A week after his shock resignation in Riyadh, is Lebanese Prime Minister Saad al-Hariri being prevented from returning home?
Questions about his freedom of movement are multiplying, with calls for Saudi Arabia to clarify the situation coming from Lebanon’s President, Michel Aoun.
Aoun has told foreign ambassadors that Hariri has been “kidnapped”, according to unconfirmed reports.
Hariri’s resignation unravelled a political deal among Lebanon’s rival factions that made him prime minister and Aoun, a Hezbollah ally, president last year.
The coalition government included Shi’ite Hezbollah, a heavily armed military and political organisation.
“Lebanon does not accept its prime minister being in a situation at odds with international treaties,” Aoun said in a statement.

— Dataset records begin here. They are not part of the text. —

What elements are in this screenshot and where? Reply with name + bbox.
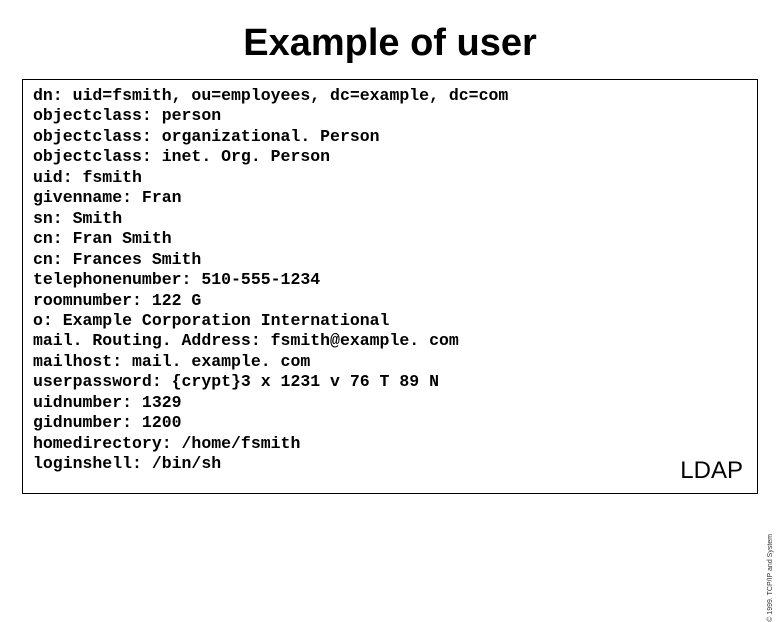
slide-title: Example of user: [0, 22, 780, 65]
content-box: dn: uid=fsmith, ou=employees, dc=example…: [22, 79, 758, 494]
ldif-block: dn: uid=fsmith, ou=employees, dc=example…: [33, 86, 747, 475]
copyright-sidebar: © 1999. TCP/IP and System: [767, 534, 774, 622]
ldap-label: LDAP: [680, 457, 743, 485]
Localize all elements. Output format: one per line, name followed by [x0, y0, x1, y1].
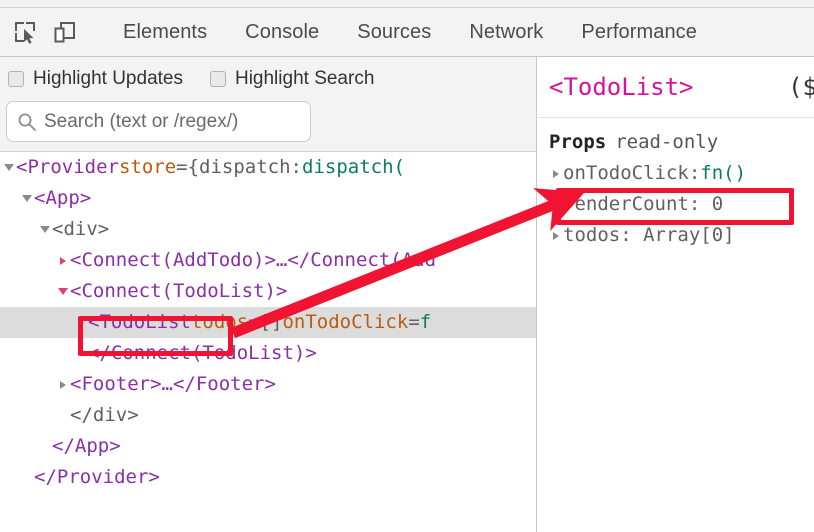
tree-toggle-none	[20, 462, 34, 493]
tree-row[interactable]: <Connect(TodoList)>	[0, 276, 536, 307]
checkbox-label-highlight-updates: Highlight Updates	[33, 68, 183, 89]
tree-text-tag: </Connect(TodoList)>	[88, 342, 317, 364]
triangle-glyph	[60, 256, 66, 265]
tree-text-tag: <Connect(AddTodo)>…</Connect(Add	[70, 249, 437, 271]
chevron-right-icon[interactable]	[74, 307, 88, 338]
props-panel: <TodoList> ($ Props read-only onTodoClic…	[538, 57, 814, 532]
prop-key: onTodoClick:	[563, 162, 701, 184]
triangle-glyph	[553, 231, 559, 240]
chevron-down-icon[interactable]	[20, 183, 34, 214]
tree-toggle-none	[56, 400, 70, 431]
tree-row[interactable]: </App>	[0, 431, 536, 462]
selected-component-name: <TodoList>	[549, 73, 694, 101]
triangle-glyph	[22, 195, 32, 202]
tree-text-plain: </div>	[70, 404, 139, 426]
props-row[interactable]: todos: Array[0]	[538, 220, 814, 251]
selected-component-extra: ($	[788, 73, 814, 101]
checkbox-label-highlight-search: Highlight Search	[234, 68, 375, 89]
triangle-glyph	[40, 226, 50, 233]
search-placeholder: Search (text or /regex/)	[44, 110, 239, 132]
props-section-label: Props	[549, 131, 607, 153]
props-panel-body: Props read-only onTodoClick: fn() renderC…	[538, 118, 814, 251]
tree-row[interactable]: <Provider store ={dispatch: dispatch(	[0, 152, 536, 183]
tree-text-val: f	[419, 311, 432, 333]
tree-text-tag: <Provider	[16, 156, 119, 178]
tab-elements[interactable]: Elements	[104, 21, 226, 44]
props-row[interactable]: onTodoClick: fn()	[538, 158, 814, 189]
chevron-right-icon[interactable]	[549, 158, 563, 189]
tree-text-tag: <TodoList	[88, 311, 191, 333]
tree-row[interactable]: </Provider>	[0, 462, 536, 493]
triangle-glyph	[78, 318, 84, 327]
prop-key: todos: Array[0]	[563, 224, 735, 246]
props-toggle-none	[549, 189, 563, 220]
tree-text-plain: =[]	[248, 311, 283, 333]
props-section-header: Props read-only	[538, 127, 814, 158]
checkbox-box-highlight-search[interactable]	[209, 71, 226, 87]
tree-text-attr: store	[118, 156, 177, 178]
tree-row[interactable]: </Connect(TodoList)>	[0, 338, 536, 369]
tree-text-val: dispatch(	[302, 156, 405, 178]
devtools-react-panel: Elements Console Sources Network Perform…	[0, 0, 814, 532]
checkbox-highlight-search[interactable]: Highlight Search	[209, 68, 375, 90]
component-tree[interactable]: <Provider store ={dispatch: dispatch( <App…	[0, 152, 537, 532]
tab-console[interactable]: Console	[226, 21, 338, 44]
tree-row[interactable]: <Footer>…</Footer>	[0, 369, 536, 400]
props-panel-header: <TodoList> ($	[538, 57, 814, 118]
tree-text-tag: <App>	[34, 187, 92, 209]
tree-text-tag: <Footer>…</Footer>	[70, 373, 276, 395]
tree-text-plain: <div>	[52, 218, 110, 240]
tree-row[interactable]: <Connect(AddTodo)>…</Connect(Add	[0, 245, 536, 276]
tree-text-attr: onTodoClick	[282, 311, 409, 333]
chevron-right-icon[interactable]	[56, 245, 70, 276]
prop-value: fn()	[700, 162, 747, 184]
tree-text-tag: <Connect(TodoList)>	[70, 280, 288, 302]
tree-text-plain: =	[408, 311, 420, 333]
devtools-tab-list: Elements Console Sources Network Perform…	[104, 21, 716, 44]
react-filter-bar: Highlight Updates Highlight Search Searc…	[0, 57, 537, 152]
tree-row[interactable]: </div>	[0, 400, 536, 431]
tab-network[interactable]: Network	[450, 21, 562, 44]
tree-row[interactable]: <App>	[0, 183, 536, 214]
triangle-glyph	[60, 380, 66, 389]
search-icon	[18, 113, 36, 131]
window-top-strip	[0, 0, 814, 8]
tree-toggle-none	[74, 338, 88, 369]
triangle-glyph	[4, 164, 14, 171]
tree-text-attr: todos	[190, 311, 249, 333]
tab-performance[interactable]: Performance	[562, 21, 716, 44]
search-input[interactable]: Search (text or /regex/)	[6, 101, 311, 142]
prop-key: renderCount: 0	[563, 193, 724, 215]
tree-row[interactable]: <div>	[0, 214, 536, 245]
props-section-mode: read-only	[615, 131, 719, 153]
tree-text-tag: </Provider>	[34, 466, 160, 488]
triangle-glyph	[553, 169, 559, 178]
chevron-down-icon[interactable]	[2, 152, 16, 183]
triangle-glyph	[58, 288, 68, 295]
device-toolbar-icon[interactable]	[50, 17, 80, 47]
tab-sources[interactable]: Sources	[338, 21, 450, 44]
devtools-tabbar: Elements Console Sources Network Perform…	[0, 8, 814, 57]
checkbox-box-highlight-updates[interactable]	[8, 71, 24, 87]
inspect-element-icon[interactable]	[10, 17, 40, 47]
checkbox-row: Highlight Updates Highlight Search	[8, 65, 374, 93]
tree-toggle-none	[38, 431, 52, 462]
chevron-down-icon[interactable]	[56, 276, 70, 307]
props-row[interactable]: renderCount: 0	[538, 189, 814, 220]
chevron-right-icon[interactable]	[549, 220, 563, 251]
chevron-down-icon[interactable]	[38, 214, 52, 245]
checkbox-highlight-updates[interactable]: Highlight Updates	[8, 68, 183, 90]
chevron-right-icon[interactable]	[56, 369, 70, 400]
tree-text-tag: </App>	[52, 435, 121, 457]
tree-row[interactable]: <TodoList todos =[] onTodoClick = f	[0, 307, 536, 338]
tree-text-plain: ={dispatch:	[176, 156, 302, 178]
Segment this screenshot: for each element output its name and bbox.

He said any comment or move by Hariri “does not reflect reality” due to the questions over his status following his resignation in a broadcast from Saudi Arabia.
Sources close to Hariri say Saudi Arabia concluded he had to go because he was unwilling to confront Hezbollah, the Lebanese ally of Riyadh’s regional rival, Iran.
Hezbollah leader Hassan Nasrallah said on Friday that Saudi Arabia had declared war on Lebanon and his group, accusing Riyadh of forcing Hariri to resign to destabilise Lebanon.
Hariri’s resignation has thrust Lebanon back into the frontline of a power struggle between Sunni Saudi Arabia and Shi’ite Iran.
He has made no public remarks since quitting last week, when he said he feared assassination and accused Iran and Hezbollah of sowing strife in the Arab world.
US Secretary of State Rex Tillerson told reporters on Friday that there was no indication Hariri was being held against his will but that the United States was monitoring the situation.
French President Emmanuel Macron echoed concerns, however, saying in a call with Aoun on Saturday that “Lebanese political leaders should enjoy freedom of movement”.
Macron, who made an unscheduled visit to Riyadh earlier this week, will receive the Lebanese foreign minister in Paris on Tuesday, an Elysee statement said.
Riyadh says Hariri is free and decided to step down because Hezbollah was calling the shots in his coalition government.
His departure comes amid an anti-corruption purge in Saudi Arabia in which dozens of senior princes and businessmen have been rounded up.